GRGR(6) A rush of images 129-135 (toothpaste tubes)

rj rjackson at mail.usyd.edu.au
Sat Jul 24 17:38:00 CDT 1999


Jeremy:
> Each tube is separate,
> yet part of a continuous flow -- but the war does not acknowledge this,
> it is contrary to the war's aims. (This last bit seems to my ear a bit
> garbled -- it is all I can get for meaning out of the last 6 or 7 lines
> of p. 130.)

The comment " -- it is true return -- " is set apart here. I think the
point of 130.35-41 is that there is a natural cycle at work in this
process of metamorphosis, an interconnected routine of human travail and
expectation, one which the British War bureaucracy refuses to
acknowledge and effectively thwarts, dividing it up into entirely
separate and distinct compartments: domestic routines maintained (public
morale), Home Front (defence), arms production (industry), military
offensive (war) etc. The comparison with the German "folk-consciousness"
seems to me to be offering a potential distinction between the way that
the German people en masse apprehend the war, and the way that the
Britons do. In both cases, though, this public apprehension has been
"engineered": "ein Volk ein Fuhrer" vs "For King and Empire". (Although
that doesn't seem all that different, come to think of it. Irony?)

> 
> The War desires only to have the communal bonds between people sundered
> so that everyone is alone. (Top of 131) -- but wait, maybe that's
> reading too much in, "who can presume to say *what* the War wants", the
> idea of the War as a consciousness is perhaps just a vain construct.
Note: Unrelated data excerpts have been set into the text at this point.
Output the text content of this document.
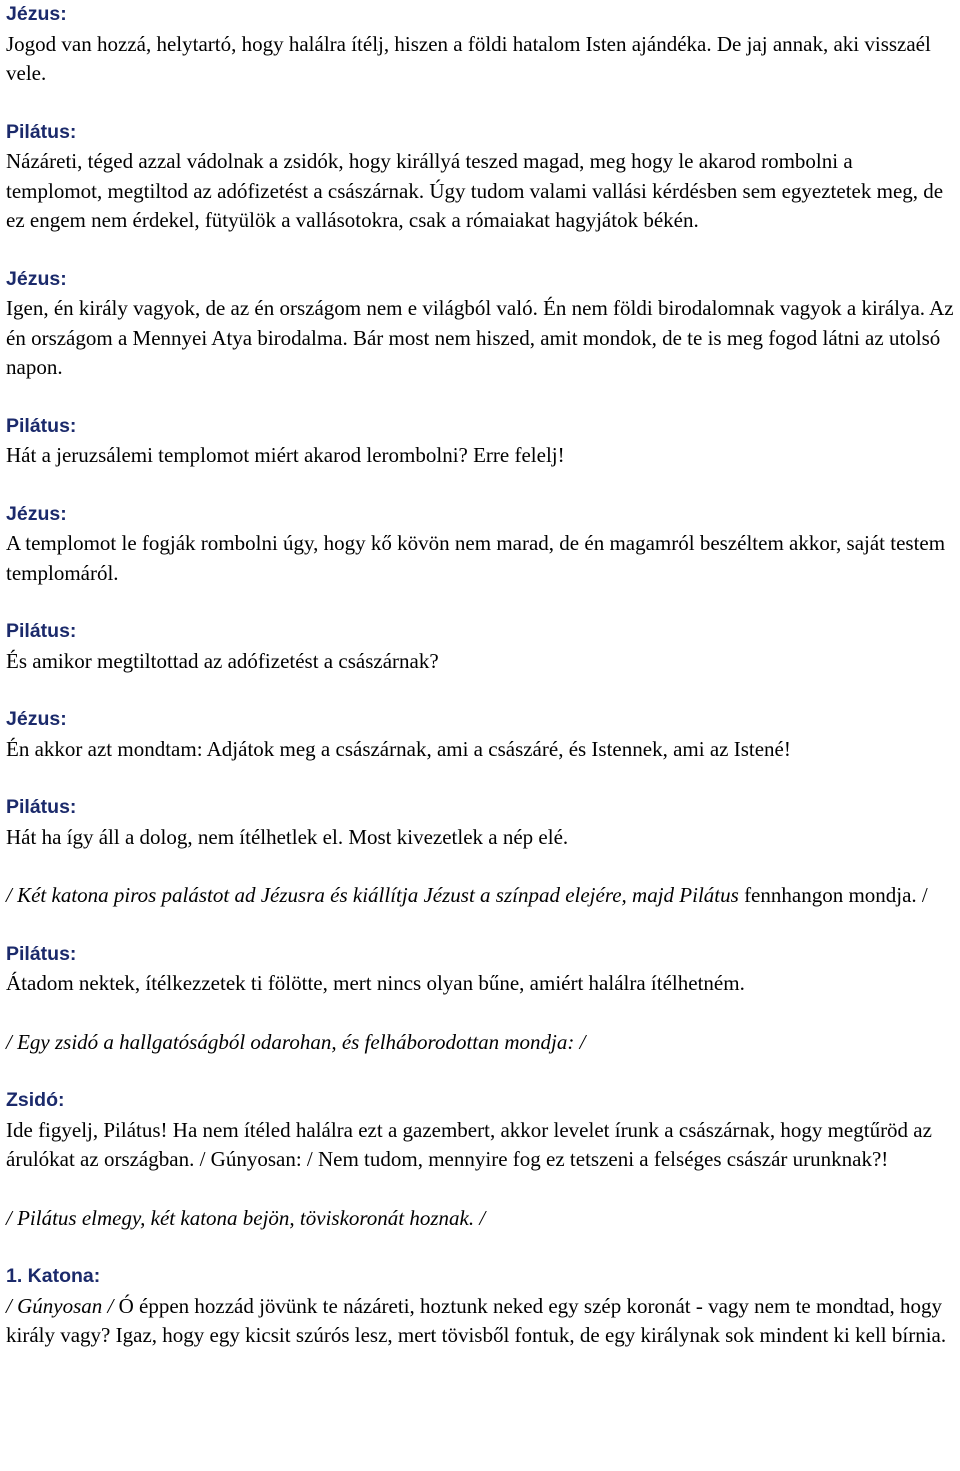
Jézus:

Jogod van hozzá, helytartó, hogy halálra ítélj, hiszen a földi hatalom Isten ajándéka. De jaj annak, aki visszaél vele.

Pilátus:

Názáreti, téged azzal vádolnak a zsidók, hogy királlyá teszed magad, meg hogy le akarod rombolni a templomot, megtiltod az adófizetést a császárnak. Úgy tudom valami vallási kérdésben sem egyeztetek meg, de ez engem nem érdekel, fütyülök a vallásotokra, csak a rómaiakat hagyjátok békén.

Jézus:

Igen, én király vagyok, de az én országom nem e világból való. Én nem földi birodalomnak vagyok a királya. Az én országom a Mennyei Atya birodalma. Bár most nem hiszed, amit mondok, de te is meg fogod látni az utolsó napon.

Pilátus:

Hát a jeruzsálemi templomot miért akarod lerombolni? Erre felelj!

Jézus:

A templomot le fogják rombolni úgy, hogy kő kövön nem marad, de én magamról beszéltem akkor, saját testem templomáról.

Pilátus:

És amikor megtiltottad az adófizetést a császárnak?

Jézus:

Én akkor azt mondtam: Adjátok meg a császárnak, ami a császáré, és Istennek, ami az Istené!

Pilátus:

Hát ha így áll a dolog, nem ítélhetlek el. Most kivezetlek a nép elé.

/ Két katona piros palástot ad Jézusra és kiállítja Jézust a színpad elejére, majd Pilátus fennhangon mondja. /

Pilátus:

Átadom nektek, ítélkezzetek ti fölötte, mert nincs olyan bűne, amiért halálra ítélhetném.

/ Egy zsidó a hallgatóságból odarohan, és felháborodottan mondja: /

Zsidó:

Ide figyelj, Pilátus! Ha nem ítéled halálra ezt a gazembert, akkor levelet írunk a császárnak, hogy megtűröd az árulókat az országban. / Gúnyosan: / Nem tudom, mennyire fog ez tetszeni a felséges császár urunknak?!

/ Pilátus elmegy, két katona bejön, töviskoronát hoznak. /

1. Katona:

/ Gúnyosan / Ó éppen hozzád jövünk te názáreti, hoztunk neked egy szép koronát - vagy nem te mondtad, hogy király vagy? Igaz, hogy egy kicsit szúrós lesz, mert tövisből fontuk, de egy királynak sok mindent ki kell bírnia.
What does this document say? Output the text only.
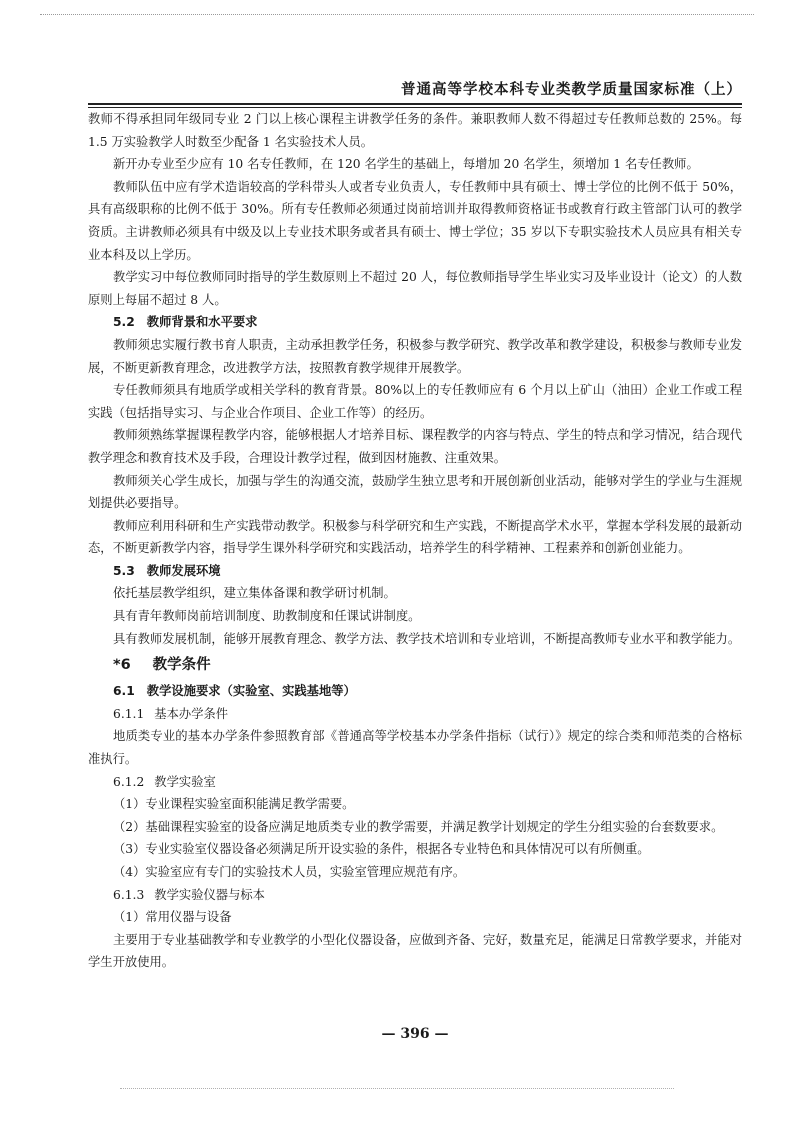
普通高等学校本科专业类教学质量国家标准（上）

教师不得承担同年级同专业 2 门以上核心课程主讲教学任务的条件。兼职教师人数不得超过专任教师总数的 25%。每 1.5 万实验教学人时数至少配备 1 名实验技术人员。

新开办专业至少应有 10 名专任教师，在 120 名学生的基础上，每增加 20 名学生，须增加 1 名专任教师。

教师队伍中应有学术造诣较高的学科带头人或者专业负责人，专任教师中具有硕士、博士学位的比例不低于 50%，具有高级职称的比例不低于 30%。所有专任教师必须通过岗前培训并取得教师资格证书或教育行政主管部门认可的教学资质。主讲教师必须具有中级及以上专业技术职务或者具有硕士、博士学位；35 岁以下专职实验技术人员应具有相关专业本科及以上学历。

教学实习中每位教师同时指导的学生数原则上不超过 20 人，每位教师指导学生毕业实习及毕业设计（论文）的人数原则上每届不超过 8 人。

5.2 教师背景和水平要求

教师须忠实履行教书育人职责，主动承担教学任务，积极参与教学研究、教学改革和教学建设，积极参与教师专业发展，不断更新教育理念，改进教学方法，按照教育教学规律开展教学。

专任教师须具有地质学或相关学科的教育背景。80%以上的专任教师应有 6 个月以上矿山（油田）企业工作或工程实践（包括指导实习、与企业合作项目、企业工作等）的经历。

教师须熟练掌握课程教学内容，能够根据人才培养目标、课程教学的内容与特点、学生的特点和学习情况，结合现代教学理念和教育技术及手段，合理设计教学过程，做到因材施教、注重效果。

教师须关心学生成长，加强与学生的沟通交流，鼓励学生独立思考和开展创新创业活动，能够对学生的学业与生涯规划提供必要指导。

教师应利用科研和生产实践带动教学。积极参与科学研究和生产实践，不断提高学术水平，掌握本学科发展的最新动态，不断更新教学内容，指导学生课外科学研究和实践活动，培养学生的科学精神、工程素养和创新创业能力。

5.3 教师发展环境

依托基层教学组织，建立集体备课和教学研讨机制。

具有青年教师岗前培训制度、助教制度和任课试讲制度。

具有教师发展机制，能够开展教育理念、教学方法、教学技术培训和专业培训，不断提高教师专业水平和教学能力。

*6 教学条件

6.1 教学设施要求（实验室、实践基地等）

6.1.1 基本办学条件

地质类专业的基本办学条件参照教育部《普通高等学校基本办学条件指标（试行）》规定的综合类和师范类的合格标准执行。

6.1.2 教学实验室

（1）专业课程实验室面积能满足教学需要。

（2）基础课程实验室的设备应满足地质类专业的教学需要，并满足教学计划规定的学生分组实验的台套数要求。

（3）专业实验室仪器设备必须满足所开设实验的条件，根据各专业特色和具体情况可以有所侧重。

（4）实验室应有专门的实验技术人员，实验室管理应规范有序。

6.1.3 教学实验仪器与标本

（1）常用仪器与设备

主要用于专业基础教学和专业教学的小型化仪器设备，应做到齐备、完好，数量充足，能满足日常教学要求，并能对学生开放使用。

— 396 —
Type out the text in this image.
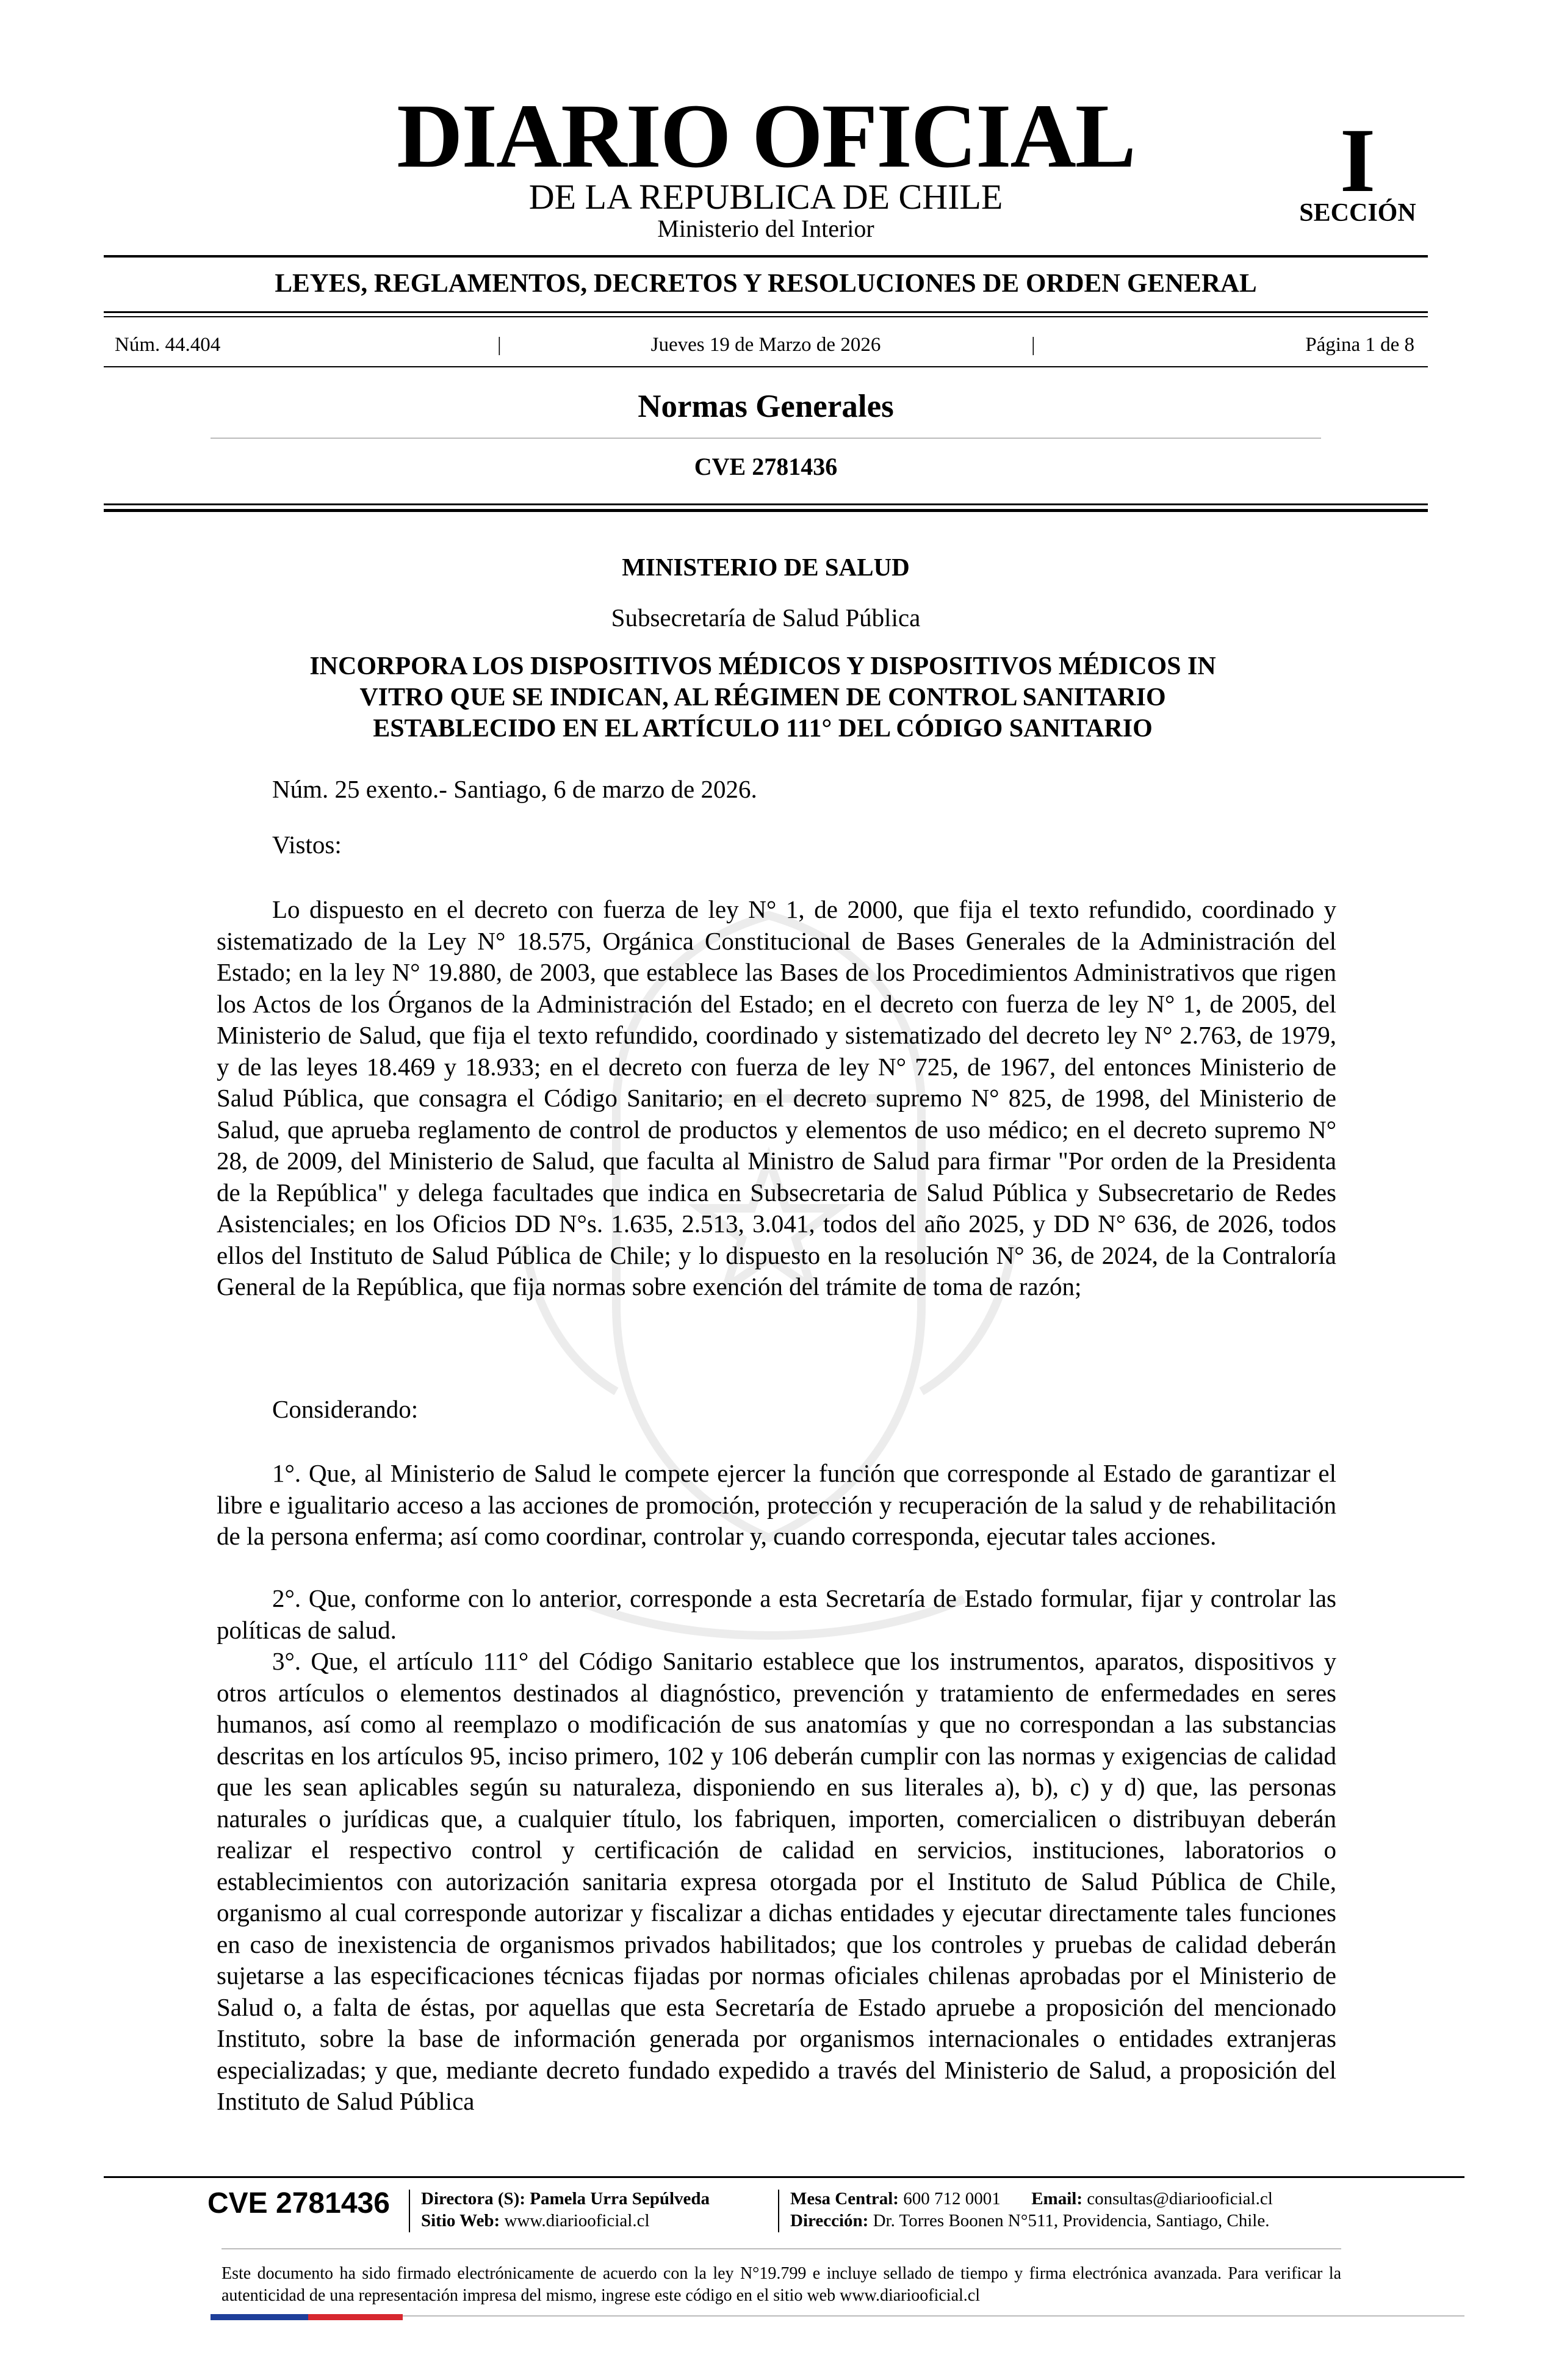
DIARIO OFICIAL
DE LA REPUBLICA DE CHILE
Ministerio del Interior
I
SECCIÓN
LEYES, REGLAMENTOS, DECRETOS Y RESOLUCIONES DE ORDEN GENERAL
Núm. 44.404	|	Jueves 19 de Marzo de 2026	|	Página 1 de 8
Normas Generales
CVE 2781436
MINISTERIO DE SALUD
Subsecretaría de Salud Pública
INCORPORA LOS DISPOSITIVOS MÉDICOS Y DISPOSITIVOS MÉDICOS IN
VITRO QUE SE INDICAN, AL RÉGIMEN DE CONTROL SANITARIO
ESTABLECIDO EN EL ARTÍCULO 111° DEL CÓDIGO SANITARIO
Núm. 25 exento.- Santiago, 6 de marzo de 2026.
Vistos:
Lo dispuesto en el decreto con fuerza de ley N° 1, de 2000, que fija el texto refundido, coordinado y sistematizado de la Ley N° 18.575, Orgánica Constitucional de Bases Generales de la Administración del Estado; en la ley N° 19.880, de 2003, que establece las Bases de los Procedimientos Administrativos que rigen los Actos de los Órganos de la Administración del Estado; en el decreto con fuerza de ley N° 1, de 2005, del Ministerio de Salud, que fija el texto refundido, coordinado y sistematizado del decreto ley N° 2.763, de 1979, y de las leyes 18.469 y 18.933; en el decreto con fuerza de ley N° 725, de 1967, del entonces Ministerio de Salud Pública, que consagra el Código Sanitario; en el decreto supremo N° 825, de 1998, del Ministerio de Salud, que aprueba reglamento de control de productos y elementos de uso médico; en el decreto supremo N° 28, de 2009, del Ministerio de Salud, que faculta al Ministro de Salud para firmar "Por orden de la Presidenta de la República" y delega facultades que indica en Subsecretaria de Salud Pública y Subsecretario de Redes Asistenciales; en los Oficios DD N°s. 1.635, 2.513, 3.041, todos del año 2025, y DD N° 636, de 2026, todos ellos del Instituto de Salud Pública de Chile; y lo dispuesto en la resolución N° 36, de 2024, de la Contraloría General de la República, que fija normas sobre exención del trámite de toma de razón;
Considerando:
1°. Que, al Ministerio de Salud le compete ejercer la función que corresponde al Estado de garantizar el libre e igualitario acceso a las acciones de promoción, protección y recuperación de la salud y de rehabilitación de la persona enferma; así como coordinar, controlar y, cuando corresponda, ejecutar tales acciones.
2°. Que, conforme con lo anterior, corresponde a esta Secretaría de Estado formular, fijar y controlar las políticas de salud.
3°. Que, el artículo 111° del Código Sanitario establece que los instrumentos, aparatos, dispositivos y otros artículos o elementos destinados al diagnóstico, prevención y tratamiento de enfermedades en seres humanos, así como al reemplazo o modificación de sus anatomías y que no correspondan a las substancias descritas en los artículos 95, inciso primero, 102 y 106 deberán cumplir con las normas y exigencias de calidad que les sean aplicables según su naturaleza, disponiendo en sus literales a), b), c) y d) que, las personas naturales o jurídicas que, a cualquier título, los fabriquen, importen, comercialicen o distribuyan deberán realizar el respectivo control y certificación de calidad en servicios, instituciones, laboratorios o establecimientos con autorización sanitaria expresa otorgada por el Instituto de Salud Pública de Chile, organismo al cual corresponde autorizar y fiscalizar a dichas entidades y ejecutar directamente tales funciones en caso de inexistencia de organismos privados habilitados; que los controles y pruebas de calidad deberán sujetarse a las especificaciones técnicas fijadas por normas oficiales chilenas aprobadas por el Ministerio de Salud o, a falta de éstas, por aquellas que esta Secretaría de Estado apruebe a proposición del mencionado Instituto, sobre la base de información generada por organismos internacionales o entidades extranjeras especializadas; y que, mediante decreto fundado expedido a través del Ministerio de Salud, a proposición del Instituto de Salud Pública
CVE 2781436 Directora (S): Pamela Urra Sepúlveda
Sitio Web: www.diariooficial.cl
Mesa Central: 600 712 0001 Email: consultas@diariooficial.cl
Dirección: Dr. Torres Boonen N°511, Providencia, Santiago, Chile.
Este documento ha sido firmado electrónicamente de acuerdo con la ley N°19.799 e incluye sellado de tiempo y firma electrónica avanzada. Para verificar la autenticidad de una representación impresa del mismo, ingrese este código en el sitio web www.diariooficial.cl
But individual human consciousnesses in and of "the War"? (Is the sum of
these what the notion of the War "as a awareness" amounts to?) The
patient an extreme instance of the average Briton's pov? 
> At "The White Visitation" there's a long-time schiz, you know, who 
> believes that *he* is WWII. (131.5)
The "you know" makes it sound like a conversational anecdote, one Roger
has mentioned to Jessica perhaps, and which she incorporates into her
meditation here. Has the War developed into an accepted and comfortable
and *acceptable* domestic routine in itself, with the people at home
(and the soldiers as well?) wishing to preserve and prolong this harmony
(?) and being actually resistant to changes (i.e. 'winning' the war, and
thus ending it)? Work, family, holidays, Christmas -- all the cultural
traditions seem to have *more* purpose and significance now? Especially
so for Rog and Jessica's "love"?

Further, is the ironized Nativity scene which follows this, with "gifts
of tungsten, cordite, high octane", a parable reconstructed, or
mirrored, from the miracle of the toothpaste tubes envisioned on the
previous page? The children's gifts of embossed zinc and soapy-licorice
moments and phantoms of peppermint to "the real king" (i.e. the War) are
being returned in kind? God *is* on "our" side, isn't he?